Update : WPScan has already gotten back to us and removed the security vulnerability linked further down on this post. We hope that other security services will propagate the information quickly. We’re now also aware that BlogVault has started reporting this to users too.

In a nutshell: There’s a reported XSS vulnerability in Events Manager 5.9.8.1, now circulating among some security plugin scanners which is a FALSE POSITIVE (i.e. not true). We’d like to address this here to help avoid confusion this is causing.

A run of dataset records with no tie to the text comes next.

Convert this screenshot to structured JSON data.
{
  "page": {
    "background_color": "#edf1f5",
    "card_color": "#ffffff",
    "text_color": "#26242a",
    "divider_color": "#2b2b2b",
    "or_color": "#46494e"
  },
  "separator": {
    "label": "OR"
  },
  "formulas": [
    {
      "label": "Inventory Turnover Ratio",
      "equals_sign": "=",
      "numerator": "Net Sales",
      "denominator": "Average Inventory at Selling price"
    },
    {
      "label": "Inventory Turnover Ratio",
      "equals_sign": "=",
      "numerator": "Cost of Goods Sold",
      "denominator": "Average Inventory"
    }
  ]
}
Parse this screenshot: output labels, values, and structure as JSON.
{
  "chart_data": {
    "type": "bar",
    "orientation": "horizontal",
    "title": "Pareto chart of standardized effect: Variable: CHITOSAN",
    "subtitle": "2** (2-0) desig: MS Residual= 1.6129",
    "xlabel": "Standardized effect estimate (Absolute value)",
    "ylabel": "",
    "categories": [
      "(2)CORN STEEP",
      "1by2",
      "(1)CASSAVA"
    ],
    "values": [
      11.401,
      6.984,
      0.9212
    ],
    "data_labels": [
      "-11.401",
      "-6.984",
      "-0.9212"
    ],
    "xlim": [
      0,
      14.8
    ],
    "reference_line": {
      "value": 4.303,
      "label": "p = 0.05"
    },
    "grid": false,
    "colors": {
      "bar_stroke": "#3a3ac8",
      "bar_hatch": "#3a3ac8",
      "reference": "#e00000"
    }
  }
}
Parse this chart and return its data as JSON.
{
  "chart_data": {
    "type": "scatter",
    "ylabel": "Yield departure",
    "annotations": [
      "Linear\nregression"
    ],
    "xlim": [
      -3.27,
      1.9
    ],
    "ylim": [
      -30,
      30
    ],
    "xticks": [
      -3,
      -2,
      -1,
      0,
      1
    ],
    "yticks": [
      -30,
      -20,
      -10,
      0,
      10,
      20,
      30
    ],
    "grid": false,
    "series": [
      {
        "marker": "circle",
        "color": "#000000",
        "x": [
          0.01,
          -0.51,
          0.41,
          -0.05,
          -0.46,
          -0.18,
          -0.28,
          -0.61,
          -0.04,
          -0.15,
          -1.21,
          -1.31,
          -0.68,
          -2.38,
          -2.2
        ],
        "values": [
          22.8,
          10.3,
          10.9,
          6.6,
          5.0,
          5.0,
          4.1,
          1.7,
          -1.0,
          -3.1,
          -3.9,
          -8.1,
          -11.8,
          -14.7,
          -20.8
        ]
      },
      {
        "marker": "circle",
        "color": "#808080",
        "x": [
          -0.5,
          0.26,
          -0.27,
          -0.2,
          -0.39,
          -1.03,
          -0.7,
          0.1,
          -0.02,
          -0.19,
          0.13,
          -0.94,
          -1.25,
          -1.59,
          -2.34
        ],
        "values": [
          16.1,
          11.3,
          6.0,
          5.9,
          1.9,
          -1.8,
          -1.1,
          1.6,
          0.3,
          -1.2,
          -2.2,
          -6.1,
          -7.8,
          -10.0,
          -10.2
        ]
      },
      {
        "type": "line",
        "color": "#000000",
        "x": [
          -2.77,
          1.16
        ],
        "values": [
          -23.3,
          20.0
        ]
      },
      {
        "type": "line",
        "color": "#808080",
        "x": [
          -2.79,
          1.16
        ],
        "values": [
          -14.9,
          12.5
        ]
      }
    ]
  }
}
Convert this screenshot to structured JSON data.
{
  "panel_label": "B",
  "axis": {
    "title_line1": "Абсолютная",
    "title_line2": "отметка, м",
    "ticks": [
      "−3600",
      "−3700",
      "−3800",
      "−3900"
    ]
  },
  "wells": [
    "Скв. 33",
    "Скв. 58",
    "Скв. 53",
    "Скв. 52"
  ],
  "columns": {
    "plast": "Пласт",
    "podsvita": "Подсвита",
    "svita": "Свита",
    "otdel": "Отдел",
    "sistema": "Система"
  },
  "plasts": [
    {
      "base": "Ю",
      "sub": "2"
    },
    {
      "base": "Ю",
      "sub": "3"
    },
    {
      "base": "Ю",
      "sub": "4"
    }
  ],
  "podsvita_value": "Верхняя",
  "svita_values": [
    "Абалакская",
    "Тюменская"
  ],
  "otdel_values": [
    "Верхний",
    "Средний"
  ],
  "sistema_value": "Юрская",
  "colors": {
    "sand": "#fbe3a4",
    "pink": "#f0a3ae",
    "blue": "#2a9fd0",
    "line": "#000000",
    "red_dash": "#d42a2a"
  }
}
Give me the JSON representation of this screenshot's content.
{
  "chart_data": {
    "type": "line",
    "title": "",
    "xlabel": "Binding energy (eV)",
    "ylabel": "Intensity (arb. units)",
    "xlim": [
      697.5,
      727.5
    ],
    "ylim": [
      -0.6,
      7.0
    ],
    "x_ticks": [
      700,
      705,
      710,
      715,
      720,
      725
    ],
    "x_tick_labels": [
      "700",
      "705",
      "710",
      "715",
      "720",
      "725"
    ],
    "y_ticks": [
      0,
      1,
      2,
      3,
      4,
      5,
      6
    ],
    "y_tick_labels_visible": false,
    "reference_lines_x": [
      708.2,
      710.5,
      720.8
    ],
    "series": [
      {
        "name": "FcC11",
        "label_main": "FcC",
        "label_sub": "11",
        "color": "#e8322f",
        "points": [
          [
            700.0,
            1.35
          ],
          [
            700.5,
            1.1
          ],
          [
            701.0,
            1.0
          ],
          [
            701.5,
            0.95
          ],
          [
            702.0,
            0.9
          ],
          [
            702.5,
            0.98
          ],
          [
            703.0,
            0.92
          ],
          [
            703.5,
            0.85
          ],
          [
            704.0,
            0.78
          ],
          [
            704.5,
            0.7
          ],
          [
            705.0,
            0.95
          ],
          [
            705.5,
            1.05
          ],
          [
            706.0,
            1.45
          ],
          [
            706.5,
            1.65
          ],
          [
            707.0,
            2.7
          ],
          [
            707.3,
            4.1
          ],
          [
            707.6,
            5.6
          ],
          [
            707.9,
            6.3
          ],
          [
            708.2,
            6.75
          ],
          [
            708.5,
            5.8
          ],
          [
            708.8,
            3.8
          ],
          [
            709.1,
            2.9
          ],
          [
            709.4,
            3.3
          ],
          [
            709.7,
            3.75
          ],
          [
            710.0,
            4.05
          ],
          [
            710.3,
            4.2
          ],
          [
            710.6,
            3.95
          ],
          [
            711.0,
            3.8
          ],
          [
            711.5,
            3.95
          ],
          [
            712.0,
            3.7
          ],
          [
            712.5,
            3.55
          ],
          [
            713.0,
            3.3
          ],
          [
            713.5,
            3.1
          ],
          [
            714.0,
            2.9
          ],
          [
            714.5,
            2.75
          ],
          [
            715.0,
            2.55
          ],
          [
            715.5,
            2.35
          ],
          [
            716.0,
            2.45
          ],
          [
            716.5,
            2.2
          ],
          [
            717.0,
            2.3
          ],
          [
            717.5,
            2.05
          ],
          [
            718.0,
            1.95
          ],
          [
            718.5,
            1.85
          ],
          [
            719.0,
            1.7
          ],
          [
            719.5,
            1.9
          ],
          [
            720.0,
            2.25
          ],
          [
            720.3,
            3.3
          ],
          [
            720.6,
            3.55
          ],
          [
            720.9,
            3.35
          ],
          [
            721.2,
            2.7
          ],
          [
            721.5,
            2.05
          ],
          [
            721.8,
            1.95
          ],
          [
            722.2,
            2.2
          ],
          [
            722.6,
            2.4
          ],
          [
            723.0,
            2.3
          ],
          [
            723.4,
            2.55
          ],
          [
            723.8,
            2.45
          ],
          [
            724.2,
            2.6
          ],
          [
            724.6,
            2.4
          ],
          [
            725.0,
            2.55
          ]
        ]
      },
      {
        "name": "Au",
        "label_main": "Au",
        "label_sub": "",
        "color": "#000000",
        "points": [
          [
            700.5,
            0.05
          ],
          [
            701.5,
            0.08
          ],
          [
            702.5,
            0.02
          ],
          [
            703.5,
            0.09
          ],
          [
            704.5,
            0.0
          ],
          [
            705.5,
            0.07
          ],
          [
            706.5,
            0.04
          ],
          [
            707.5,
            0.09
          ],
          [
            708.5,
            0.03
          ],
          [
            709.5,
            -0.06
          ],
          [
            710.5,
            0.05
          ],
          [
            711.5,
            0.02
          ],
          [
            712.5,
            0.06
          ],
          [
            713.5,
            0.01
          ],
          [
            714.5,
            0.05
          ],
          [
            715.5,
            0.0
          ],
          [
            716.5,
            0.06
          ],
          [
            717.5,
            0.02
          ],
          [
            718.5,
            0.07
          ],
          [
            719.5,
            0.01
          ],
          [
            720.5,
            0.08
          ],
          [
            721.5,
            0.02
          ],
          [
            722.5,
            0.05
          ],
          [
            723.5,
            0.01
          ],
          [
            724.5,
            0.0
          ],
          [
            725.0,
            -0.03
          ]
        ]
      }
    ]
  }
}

We take security very seriously, and always encourage users to privately disclose issues directly to us via our contact form.

This doesn’t always happen, sometimes someone reports this either directly to WordPress. Thankfully, due to our long good standing with the WordPress.org community and fast reactions to any security issues that may arise, they will reach out to us and within the day (when times coincide) we investigate the issue.

This happened back at the end of August. The WordPress plugins team got in touch about a reported issue. We investigated the issue and got back to them immediately.

Thankfully, in this case, it’s a false positive, which was confirmed with the Plugins team.

The claimed XSS vulnerability report stated that an editor can add XSS strings to event and location titles, however, editors are able to do this to Posts and Pages on a vanilla WordPress install without Events Manager or any other plugin installed.

Unfortunately, for some unknown reason, this has made it through to this WPScan, which has now propagated the false-positive to iThemes and JetPack security plugins:

https://wpscan.com/vulnerability/10483

We’re in contact with WPScan to get this resolved. We take security very seriously and will always respond with utmost urgency to any known security report.

2 thoughts on “False Positive: XSS Security Vulnerability Report in EM 5.9.8.1

marcus

Hi Christian, thanks for letting us know. I’ll leave a comment there too because in reality there never was a vulnerability, we didn’t need to patch or fix anything, the reporting service that instigated all this took the report down within hours of me notifying them as it was an error.